Esse sono previste dalla Costituzione, ma come imprese private, di tendenza . Godono della stessa libertà che viene riconosciuta a imprese di natura economica. I loro alunni e alunne godranno di un trattamento equipollente in ossequio al riconoscimento della libertà di scelta, ma le scuole da cui provengono sono altra cosa rispetto alla scuola della Repubblica che ha per fine l’attuazione del diritto all’istruzione di tutti e tutte in un clima di pluralismo e laicità.

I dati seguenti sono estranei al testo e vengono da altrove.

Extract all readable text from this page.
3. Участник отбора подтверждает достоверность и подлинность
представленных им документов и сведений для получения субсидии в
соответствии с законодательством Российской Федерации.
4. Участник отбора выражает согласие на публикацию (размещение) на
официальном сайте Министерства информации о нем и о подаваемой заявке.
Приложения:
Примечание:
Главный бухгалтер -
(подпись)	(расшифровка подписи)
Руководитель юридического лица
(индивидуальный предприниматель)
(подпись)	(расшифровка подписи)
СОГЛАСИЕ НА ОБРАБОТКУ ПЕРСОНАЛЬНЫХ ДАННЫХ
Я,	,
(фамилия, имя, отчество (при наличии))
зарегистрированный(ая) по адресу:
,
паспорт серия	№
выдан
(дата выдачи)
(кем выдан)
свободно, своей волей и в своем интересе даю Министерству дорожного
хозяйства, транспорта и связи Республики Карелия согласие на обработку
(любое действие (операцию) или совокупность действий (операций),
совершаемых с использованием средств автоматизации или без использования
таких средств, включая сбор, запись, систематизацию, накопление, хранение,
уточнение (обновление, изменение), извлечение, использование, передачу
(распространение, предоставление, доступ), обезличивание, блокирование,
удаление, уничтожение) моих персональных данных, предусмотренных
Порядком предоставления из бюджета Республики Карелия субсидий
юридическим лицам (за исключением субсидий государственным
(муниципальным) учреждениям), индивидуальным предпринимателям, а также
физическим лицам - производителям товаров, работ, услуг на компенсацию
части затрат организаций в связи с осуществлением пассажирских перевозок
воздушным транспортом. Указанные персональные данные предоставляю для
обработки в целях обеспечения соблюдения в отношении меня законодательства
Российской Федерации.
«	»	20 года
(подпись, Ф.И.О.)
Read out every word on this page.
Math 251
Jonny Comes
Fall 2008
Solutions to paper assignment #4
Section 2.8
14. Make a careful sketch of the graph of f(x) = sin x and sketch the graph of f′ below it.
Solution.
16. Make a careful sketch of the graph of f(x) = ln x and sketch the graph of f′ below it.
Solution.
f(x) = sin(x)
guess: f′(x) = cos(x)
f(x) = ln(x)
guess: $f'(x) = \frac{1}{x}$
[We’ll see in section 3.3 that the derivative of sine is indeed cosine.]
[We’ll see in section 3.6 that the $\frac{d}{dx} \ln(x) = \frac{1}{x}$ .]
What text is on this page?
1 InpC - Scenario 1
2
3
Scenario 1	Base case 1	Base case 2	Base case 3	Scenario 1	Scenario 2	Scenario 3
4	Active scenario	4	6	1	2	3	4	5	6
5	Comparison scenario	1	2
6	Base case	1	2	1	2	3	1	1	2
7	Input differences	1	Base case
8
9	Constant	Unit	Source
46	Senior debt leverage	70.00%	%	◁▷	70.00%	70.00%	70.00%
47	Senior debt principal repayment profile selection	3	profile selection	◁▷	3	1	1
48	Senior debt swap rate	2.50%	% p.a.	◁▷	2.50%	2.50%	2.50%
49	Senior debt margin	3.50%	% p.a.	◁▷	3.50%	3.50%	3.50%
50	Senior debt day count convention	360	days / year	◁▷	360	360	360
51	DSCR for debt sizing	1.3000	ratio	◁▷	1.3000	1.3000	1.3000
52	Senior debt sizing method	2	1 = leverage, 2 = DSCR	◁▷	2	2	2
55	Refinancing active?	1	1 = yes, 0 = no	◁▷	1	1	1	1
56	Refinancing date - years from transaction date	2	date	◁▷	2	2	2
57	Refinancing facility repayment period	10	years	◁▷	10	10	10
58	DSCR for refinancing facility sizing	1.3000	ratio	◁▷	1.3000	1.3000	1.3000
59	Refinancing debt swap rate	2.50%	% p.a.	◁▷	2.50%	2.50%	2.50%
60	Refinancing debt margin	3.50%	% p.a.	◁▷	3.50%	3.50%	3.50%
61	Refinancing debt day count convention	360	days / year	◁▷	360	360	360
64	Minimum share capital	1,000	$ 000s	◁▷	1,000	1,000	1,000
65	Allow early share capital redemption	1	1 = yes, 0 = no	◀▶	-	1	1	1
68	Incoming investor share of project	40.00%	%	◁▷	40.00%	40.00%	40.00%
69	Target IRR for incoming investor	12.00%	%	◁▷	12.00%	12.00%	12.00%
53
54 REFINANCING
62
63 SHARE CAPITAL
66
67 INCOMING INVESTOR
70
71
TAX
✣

Il documento del 1994, (al quale 70 intellettuali che vi avevano ravvisato il vulnus alla Costituzione risposero immediatamente col documento “dalla scuola del Ministero alla scuola della Repubblica”) poneva le basi di quell’autonomia inconcepibile nel sistema scolastico pubblico che oggi vede il suo coronamento nella legge 107 e in un’opinione pubblica incapace di opporre distinzioni.

Fu la legge 62/2000 durante un governo di centrosinistra a violare definitivamente la distinzione costituzionale tra scuola dello Stato e scuole private ponendo sullo stesso piano in un unico sistema nazionale scuole pubbliche e scuole private definite “paritarie”. Entrambe sono oggi definite nella legge 107 con l’appellativo di “scuola dell’autonomia”.

Ci si è arrivati passo dopo passo, attraverso mistificazioni di ogni sorta.

Un passaggio significativo è contenuto nella legge 59/97 ( nota come Legge Bassanini). All’art. 21 si legge: “L’autonomia delle istituzioni scolastiche e degli istituti educativi si inserisce nel processo di realizzazione dell’autonomia e della riorganizzazione dell’intero sistema formativo”.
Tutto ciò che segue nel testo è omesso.